The last example is a pressure sensor shown in Figures 6 and 7. The sensor example was selected because it gives the largest percent (fit) error, a little over 6%, from a pool of 17 critical parts. The fitted terminal cost is also zero, so the learning rate is the same as the pseudo-learning rates. The regressed first unit price is reasonable, and the learning rate is one of the relative best. It is a COTS item with an apparent value-based pricing strategy.

Of the 17 regression analyses, 10 parts have a zero terminal cost.
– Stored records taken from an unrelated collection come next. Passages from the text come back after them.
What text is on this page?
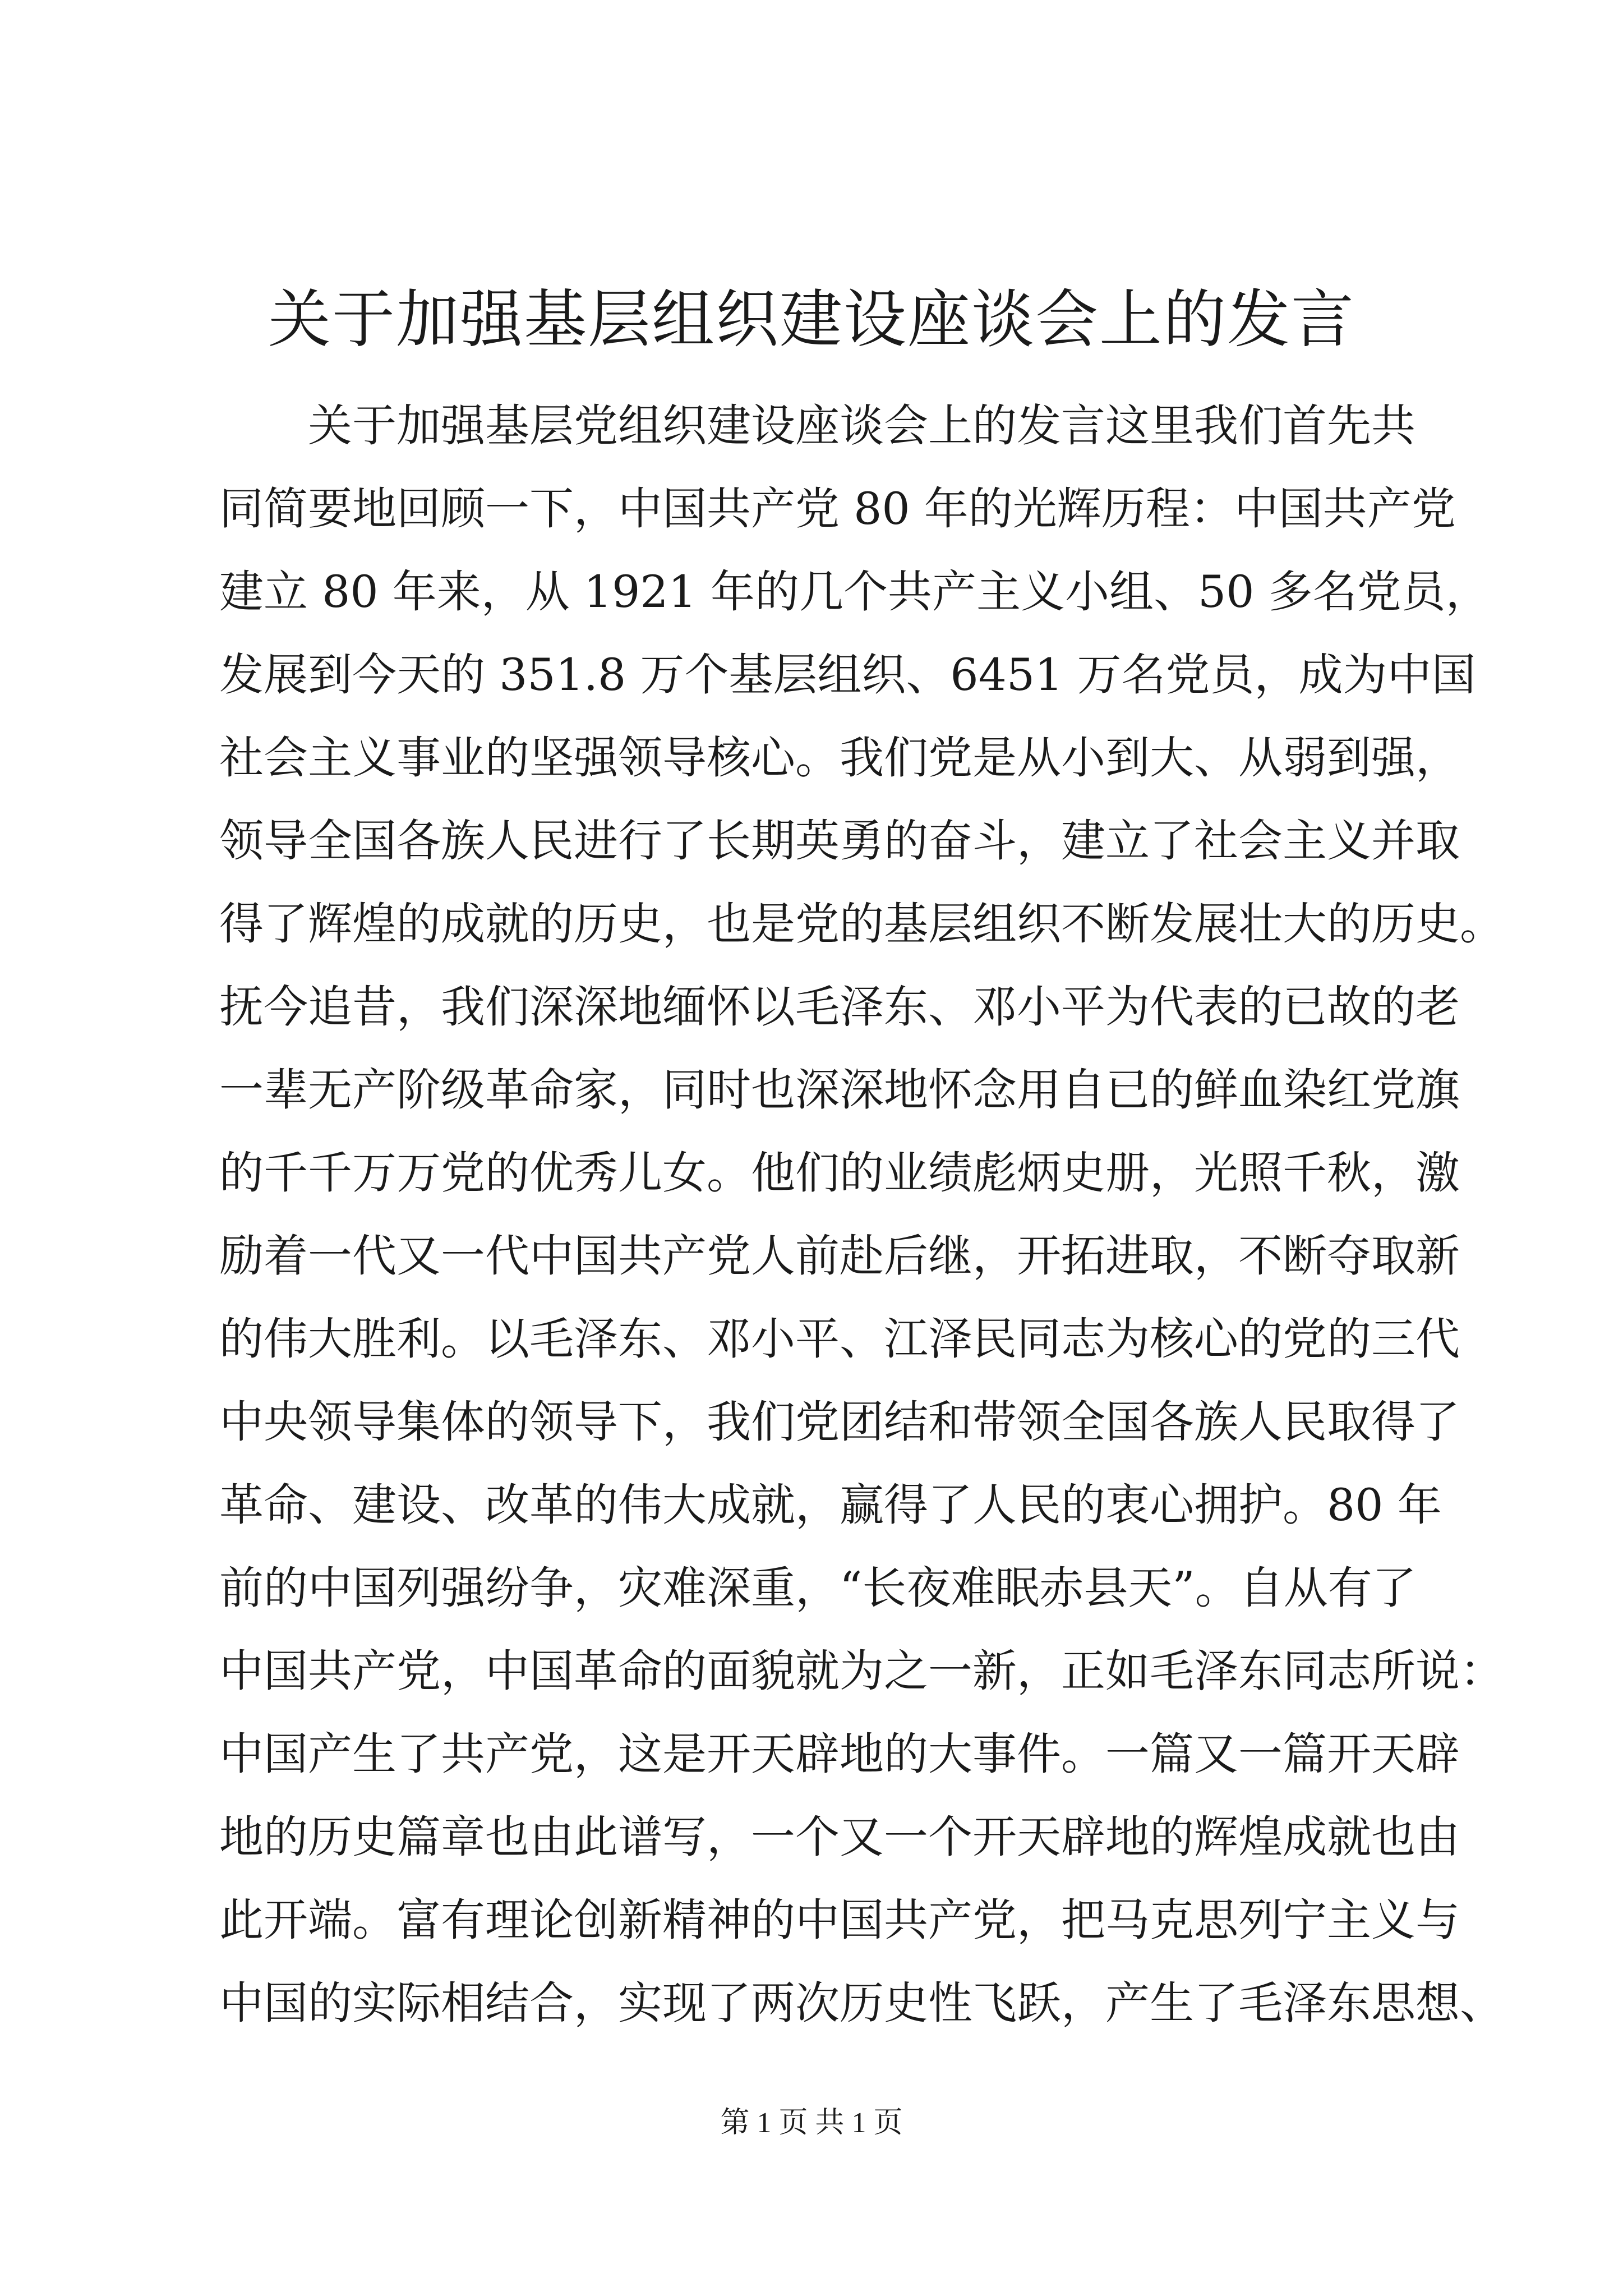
关于加强基层组织建设座谈会上的发言
关于加强基层党组织建设座谈会上的发言这里我们首先共
同简要地回顾一下，中国共产党 80 年的光辉历程：中国共产党
建立 80 年来，从 1921 年的几个共产主义小组、50 多名党员，
发展到今天的 351.8 万个基层组织、6451 万名党员，成为中国
社会主义事业的坚强领导核心。我们党是从小到大、从弱到强，
领导全国各族人民进行了长期英勇的奋斗，建立了社会主义并取
得了辉煌的成就的历史，也是党的基层组织不断发展壮大的历史。
抚今追昔，我们深深地缅怀以毛泽东、邓小平为代表的已故的老
一辈无产阶级革命家，同时也深深地怀念用自已的鲜血染红党旗
的千千万万党的优秀儿女。他们的业绩彪炳史册，光照千秋，激
励着一代又一代中国共产党人前赴后继，开拓进取，不断夺取新
的伟大胜利。以毛泽东、邓小平、江泽民同志为核心的党的三代
中央领导集体的领导下，我们党团结和带领全国各族人民取得了
革命、建设、改革的伟大成就，赢得了人民的衷心拥护。80 年
前的中国列强纷争，灾难深重，“长夜难眠赤县天”。自从有了
中国共产党，中国革命的面貌就为之一新，正如毛泽东同志所说：
中国产生了共产党，这是开天辟地的大事件。一篇又一篇开天辟
地的历史篇章也由此谱写，一个又一个开天辟地的辉煌成就也由
此开端。富有理论创新精神的中国共产党，把马克思列宁主义与
中国的实际相结合，实现了两次历史性飞跃，产生了毛泽东思想、
第 1 页 共 1 页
Their learning rates are shown in Table 2. The range from best to worst goes from 84 to 98% with an average of 92%. The learning rates of the other seven parts are not as meaningful because of the plateau effect as discussed earlier. However, for comparison, the average pseudo-learning rates were calculated as shown in Table 3. These learning curve ranges are wider than the published range of 85 to 88% for purchased parts (Stewart et al., [15]). While the published range is slightly outdated because of the automation advancements, it nevertheless provided the basis for price negotiations with suppliers. Automation has been shown to reduce the amount of learning possibility.

#### 6. Conclusions

It is evident that the learning curve is a helpful tool for part purchasing negotiations. In most cases, the curve fits well with the supplier pricing quotations, assuming the fixed and variable costs dominated. In the case where the fit is not as smooth, it could be caused by the quasifixed cost or step variable cost in the supplier pricing analysis.

The generalized learning curve provides two extra degrees of freedom to handle the initial purchase quantity variation and the law of diminishing return issue. The regression gives the first unit cost and the terminal cost, which can be viewed as the total (fixed plus the variable) cost, and the variable cost, respectively. Normally, it is not a good idea to extrapolate to the two ends significantly beyond the supplier quotation range. This concern is supported by 10 out of 17 parts that have a zero terminal value, a surrogate for the variable cost. Nevertheless, the insights extracted are valuable.

Early on with the company, almost all supplier quotations were single point in nature for JIT purchases. Price elasticity of parts was not apparent, which made negotiations contentious and difficult. By doing the essential cost and elasticity study upfront, negotiations can become win-win for both parties. The supplier can win by openly discussing cost saving measures and potential business opportunities, such as gainsharing.

The practice of lean manufacturing has been proven to be a crucial competitive advantage. The lean supply chain is a newer concept. Companies need to share information and coordinate demand forecasts, production planning, and inventory replenishment with suppliers. Progressive companies strive to build a highly collaborative business environment and may want to consult with their suppliers on business best practices.

Additionally, lean means doing one’s own homework and minimizing the nonvalue added burdens on the suppliers. Very often and truly believing “the customer is always right,” companies can place unreasonable demands on suppliers resulting in unnecessary (throw away) activities. The erosion of supplier profit margins may negate any potential for cost reduction negotiations.

With a “lean supply chain” approach, like the work documented in this paper, promise for a win-win approach in purchasing relationships is clearly feasible. One supplier was willing to drop the price of a part by 50% with a small packaging change. Many suppliers reduced their price to be on par with a should-cost analysis and/or with published learning rates. Yet, there were some suppliers who would not budge due partially to being the only game in town, financial demands (returns), or corporate culture. Overall, a 20% system cost reduction, purely through “purchasing,” was achieved for a fuel cell product in production.